Reviewed by Oct 05, 2020| Updated on
A position is the amount of collateral or security, currency and commodity being owned by a dealer, individual, institution, or any other financial organisation. The position is of two types: 1. Long position-This is first owned before being sold. 2. Short position-This is borrowed before being sold.
As per the market trends, fluctuations, or movements, a position may be unprofitable or profitable for the individuals. Reiterating the position’s value to reflect its exact current value in an open market is pointed to as the ‘market-to-market’ in the industry.
The term ‘position’ is used in numerous scenarios. The following are a few examples: - The dealers and agents generally have a record of long positions with respect to specific security so that they can encourage quick trading. - The traders close their position, which has yielded them a net profit of 10%. - The importers of crude have a natural position in rupees, as the rupee is relentlessly flowing in and out of their hands.
Positions may be speculative, or a direct result of a certain business. For instance, a currency speculator may purchase the United States Dollar, thinking that the value will go on to appreciate over time. This instance is considered to be as a speculative position.
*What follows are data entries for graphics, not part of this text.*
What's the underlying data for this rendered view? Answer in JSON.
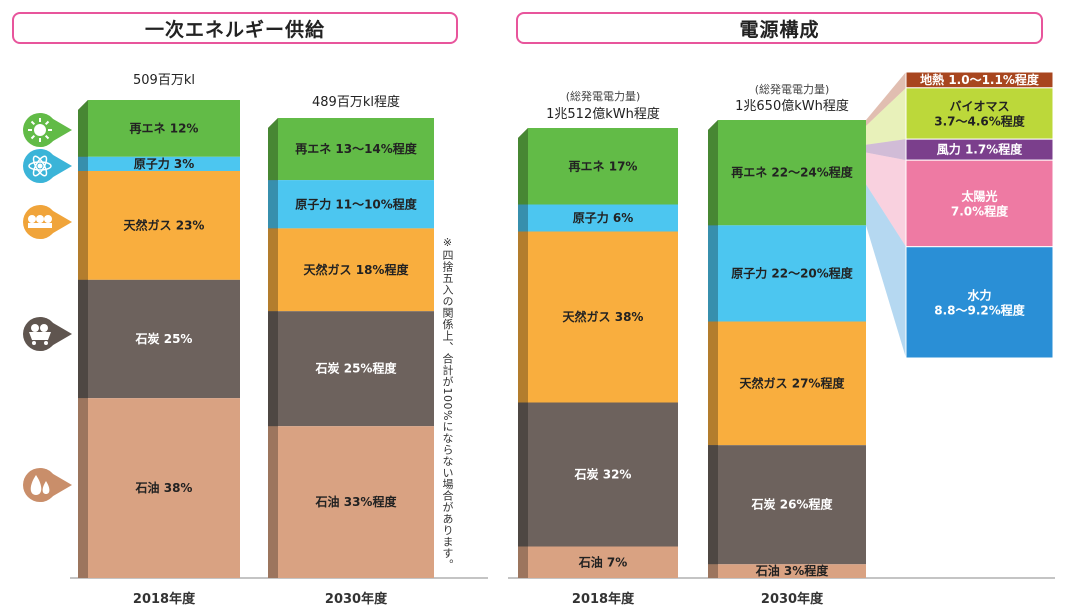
{
  "panels": {
    "primary": {
      "title": "一次エネルギー供給"
    },
    "power": {
      "title": "電源構成"
    }
  },
  "note": "※四捨五入の関係上、合計が100%にならない場合があります。",
  "icons": [
    "sun-icon",
    "atom-icon",
    "lng-ship-icon",
    "coal-cart-icon",
    "oil-drop-icon"
  ],
  "colors": {
    "renewable": "#62bb47",
    "nuclear": "#4cc6f0",
    "gas": "#f9ae3e",
    "coal": "#6d625d",
    "oil": "#d9a282",
    "geothermal": "#a8461f",
    "biomass": "#bcd83a",
    "wind": "#7b3f8c",
    "solar": "#ee7aa3",
    "hydro": "#2a8fd6",
    "accent": "#e8559c"
  },
  "chart_data": [
    {
      "type": "bar",
      "stacked": true,
      "title": "一次エネルギー供給",
      "categories": [
        "2018年度",
        "2030年度"
      ],
      "totals": [
        "509百万kl",
        "489百万kl程度"
      ],
      "series": [
        {
          "key": "renewable",
          "name": "再エネ",
          "values": [
            12,
            13.5
          ],
          "labels": [
            "再エネ 12%",
            "再エネ 13〜14%程度"
          ]
        },
        {
          "key": "nuclear",
          "name": "原子力",
          "values": [
            3,
            10.5
          ],
          "labels": [
            "原子力 3%",
            "原子力 11〜10%程度"
          ]
        },
        {
          "key": "gas",
          "name": "天然ガス",
          "values": [
            23,
            18
          ],
          "labels": [
            "天然ガス 23%",
            "天然ガス 18%程度"
          ]
        },
        {
          "key": "coal",
          "name": "石炭",
          "values": [
            25,
            25
          ],
          "labels": [
            "石炭 25%",
            "石炭 25%程度"
          ]
        },
        {
          "key": "oil",
          "name": "石油",
          "values": [
            38,
            33
          ],
          "labels": [
            "石油 38%",
            "石油 33%程度"
          ]
        }
      ]
    },
    {
      "type": "bar",
      "stacked": true,
      "title": "電源構成",
      "categories": [
        "2018年度",
        "2030年度"
      ],
      "totals_sub": [
        "(総発電電力量)",
        "(総発電電力量)"
      ],
      "totals": [
        "1兆512億kWh程度",
        "1兆650億kWh程度"
      ],
      "series": [
        {
          "key": "renewable",
          "name": "再エネ",
          "values": [
            17,
            23
          ],
          "labels": [
            "再エネ 17%",
            "再エネ 22〜24%程度"
          ]
        },
        {
          "key": "nuclear",
          "name": "原子力",
          "values": [
            6,
            21
          ],
          "labels": [
            "原子力 6%",
            "原子力 22〜20%程度"
          ]
        },
        {
          "key": "gas",
          "name": "天然ガス",
          "values": [
            38,
            27
          ],
          "labels": [
            "天然ガス 38%",
            "天然ガス 27%程度"
          ]
        },
        {
          "key": "coal",
          "name": "石炭",
          "values": [
            32,
            26
          ],
          "labels": [
            "石炭 32%",
            "石炭 26%程度"
          ]
        },
        {
          "key": "oil",
          "name": "石油",
          "values": [
            7,
            3
          ],
          "labels": [
            "石油 7%",
            "石油 3%程度"
          ]
        }
      ],
      "renewable_breakdown": [
        {
          "key": "geothermal",
          "name": "地熱",
          "value": 1.05,
          "label": "地熱 1.0〜1.1%程度"
        },
        {
          "key": "biomass",
          "name": "バイオマス",
          "value": 4.15,
          "label": "バイオマス 3.7〜4.6%程度"
        },
        {
          "key": "wind",
          "name": "風力",
          "value": 1.7,
          "label": "風力 1.7%程度"
        },
        {
          "key": "solar",
          "name": "太陽光",
          "value": 7.0,
          "label": "太陽光 7.0%程度"
        },
        {
          "key": "hydro",
          "name": "水力",
          "value": 9.0,
          "label": "水力 8.8〜9.2%程度"
        }
      ]
    }
  ]
}
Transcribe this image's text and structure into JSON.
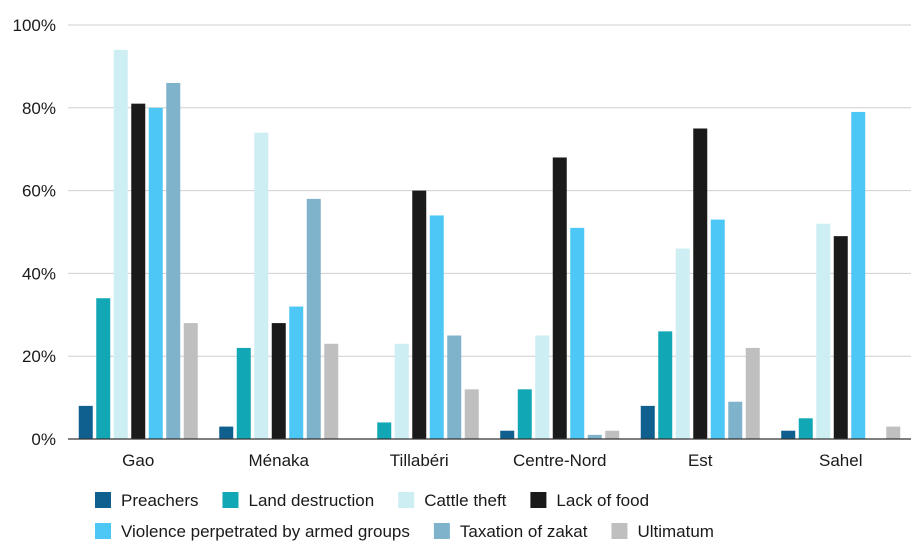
{
  "chart_data": {
    "type": "bar",
    "categories": [
      "Gao",
      "Ménaka",
      "Tillabéri",
      "Centre-Nord",
      "Est",
      "Sahel"
    ],
    "series": [
      {
        "name": "Preachers",
        "color": "#0f5f8f",
        "values": [
          8,
          3,
          0,
          2,
          8,
          2
        ]
      },
      {
        "name": "Land destruction",
        "color": "#11a7b5",
        "values": [
          34,
          22,
          4,
          12,
          26,
          5
        ]
      },
      {
        "name": "Cattle theft",
        "color": "#cdeef2",
        "values": [
          94,
          74,
          23,
          25,
          46,
          52
        ]
      },
      {
        "name": "Lack of food",
        "color": "#1a1a1a",
        "values": [
          81,
          28,
          60,
          68,
          75,
          49
        ]
      },
      {
        "name": "Violence perpetrated by armed groups",
        "color": "#4dc7f5",
        "values": [
          80,
          32,
          54,
          51,
          53,
          79
        ]
      },
      {
        "name": "Taxation of zakat",
        "color": "#7fb3cc",
        "values": [
          86,
          58,
          25,
          1,
          9,
          0
        ]
      },
      {
        "name": "Ultimatum",
        "color": "#bfbfbf",
        "values": [
          28,
          23,
          12,
          2,
          22,
          3
        ]
      }
    ],
    "ylim": [
      0,
      100
    ],
    "yticks": [
      "0%",
      "20%",
      "40%",
      "60%",
      "80%",
      "100%"
    ],
    "grid": true,
    "legend_position": "bottom"
  }
}
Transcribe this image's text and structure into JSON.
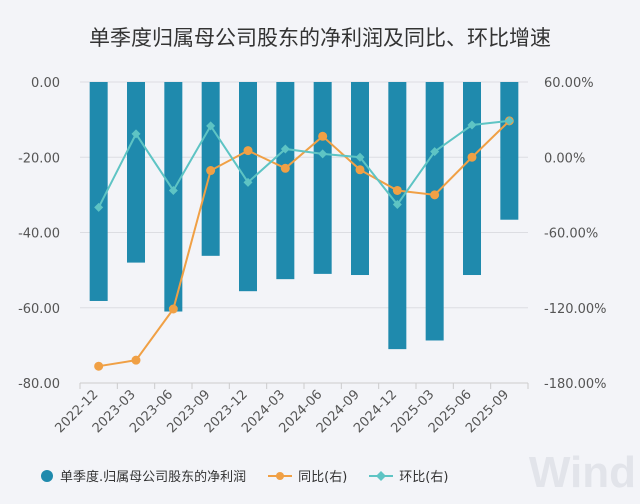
{
  "chart_data": {
    "type": "bar+line",
    "title": "单季度归属母公司股东的净利润及同比、环比增速",
    "categories": [
      "2022-12",
      "2023-03",
      "2023-06",
      "2023-09",
      "2023-12",
      "2024-03",
      "2024-06",
      "2024-09",
      "2024-12",
      "2025-03",
      "2025-06",
      "2025-09"
    ],
    "left_axis": {
      "ylim": [
        -80,
        0
      ],
      "ticks": [
        "0.00",
        "-20.00",
        "-40.00",
        "-60.00",
        "-80.00"
      ],
      "tick_values": [
        0,
        -20,
        -40,
        -60,
        -80
      ]
    },
    "right_axis": {
      "ylim": [
        -180,
        60
      ],
      "ticks": [
        "60.00%",
        "0.00%",
        "-60.00%",
        "-120.00%",
        "-180.00%"
      ],
      "tick_values": [
        60,
        0,
        -60,
        -120,
        -180
      ]
    },
    "series": [
      {
        "name": "单季度.归属母公司股东的净利润",
        "type": "bar",
        "axis": "left",
        "color": "#1f8aad",
        "values": [
          -58.2,
          -48.0,
          -61.0,
          -46.2,
          -55.6,
          -52.4,
          -51.0,
          -51.3,
          -71.0,
          -68.7,
          -51.3,
          -36.6
        ]
      },
      {
        "name": "同比(右)",
        "type": "line",
        "axis": "right",
        "color": "#f0a045",
        "marker": "circle",
        "values": [
          -166.6,
          -161.8,
          -121.0,
          -10.6,
          5.3,
          -8.8,
          16.7,
          -10.0,
          -26.5,
          -30.0,
          0.0,
          29.0
        ]
      },
      {
        "name": "环比(右)",
        "type": "line",
        "axis": "right",
        "color": "#5ec4c4",
        "marker": "diamond",
        "values": [
          -40.0,
          18.6,
          -26.5,
          25.0,
          -20.0,
          6.6,
          2.7,
          0.0,
          -37.7,
          4.5,
          25.7,
          29.0
        ]
      }
    ],
    "grid": true,
    "legend": "bottom"
  },
  "watermark": "Wind"
}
Nevertheless, businesses that trade with the United States of America are going to be getting paid in the United States dollar, thus giving them a natural position on the United States dollar. The currency speculator will go on to hold on to the speculative position till the that he or she makes up their mind to liquidate the same.
When they do it, they make a profit or restrict a loss. Notwithstanding this, the companies that are trading the United States of America may not just give up their natural position in the United States dollars in the same way. The companies may filter their revenues by offsetting their position, and this is called hedging in order to protect themselves from currency fluctuations.